Le 12 août, un pilote de Rafale en mission d’entraînement au-dessus du Sud-Ouest français a repéré une fuite de carburant sur un jet privé en route vers Miami, permettant son déroutement vers Paris-Le Bourget.
L’appareil, un Bombardier Global 6000, avait décollé de Rome-Ciampino à destination des États-Unis. À 12 000 mètres d’altitude, le pilote du Rafale, parti de la base aérienne de Mont-de-Marsan, l’a rejoint dans le cadre d’un exercice de routine. C’est en observant les traînées de condensation qu’il a remarqué une anomalie : une troisième trace, fine et qui se dissipait rapidement, s’échappait de l’appareil.
Une odeur de kérosène confirme la fuite
Le pilote s’est rapproché du Global 6000 pour vérifier. Une légère odeur de carburant a confirmé ses soupçons. « Du carburant s’échappait de l’aile droite du Bombardier », a précisé le Commandement de la défense aérienne et des opérations aériennes (CDAOA) sur le réseau X. L’information a été immédiatement transmise à l’équipage du jet privé.
Donnée cruciale pour un vol transatlantique : la quantité de kérosène disponible devenait un paramètre critique. L’équipage du Bombardier aurait d’abord envisagé de poursuivre sa route, tout en alertant le contrôle aérien de la situation.

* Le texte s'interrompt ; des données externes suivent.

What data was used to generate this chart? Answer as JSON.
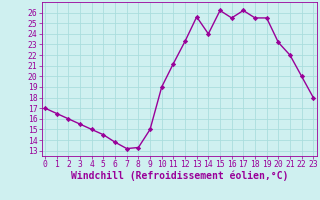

Déroutement vers Paris-Le Bourget
La décision a finalement été prise de dérouter l’appareil. Le Global 6000 a mis le cap sur Paris-Le Bourget, où il s’est posé en sécurité avant inspection. Aucun blessé n’est à déplorer.
Pour le CDAOA, cette intervention illustre le rôle que peuvent jouer les avions de chasse dans la surveillance du trafic aérien. La vigilance du pilote a permis « de contribuer à la mise en sécurité de l’aéronef et de son équipage », selon le communiqué. Une opération discrète, mais qui a évité un risque potentiel au-dessus de l’Atlantique.
Rafale et sécurité aérienne
L’épisode rappelle que les missions d’entraînement des forces aériennes se déroulent dans un espace partagé avec le trafic civil. Les pilotes de chasse, formés à l’observation visuelle fine, peuvent détecter des anomalies invisibles depuis le cockpit des appareils concernés ou depuis le sol.
Le Rafale, en service dans l’Armée de l’air et de l’espace comme dans la Marine nationale, effectue régulièrement des patrouilles au-dessus du territoire national. Ces missions, qu’elles soient d’entraînement ou de police du ciel, contribuent à la surveillance de l’espace aérien français.
L’incident du 12 août s’ajoute à une série d’interventions similaires ces dernières années, où des chasseurs ont assisté des appareils civils en difficulté, que ce soit pour des problèmes de communication, des urgences médicales ou, comme ici, des avaries techniques.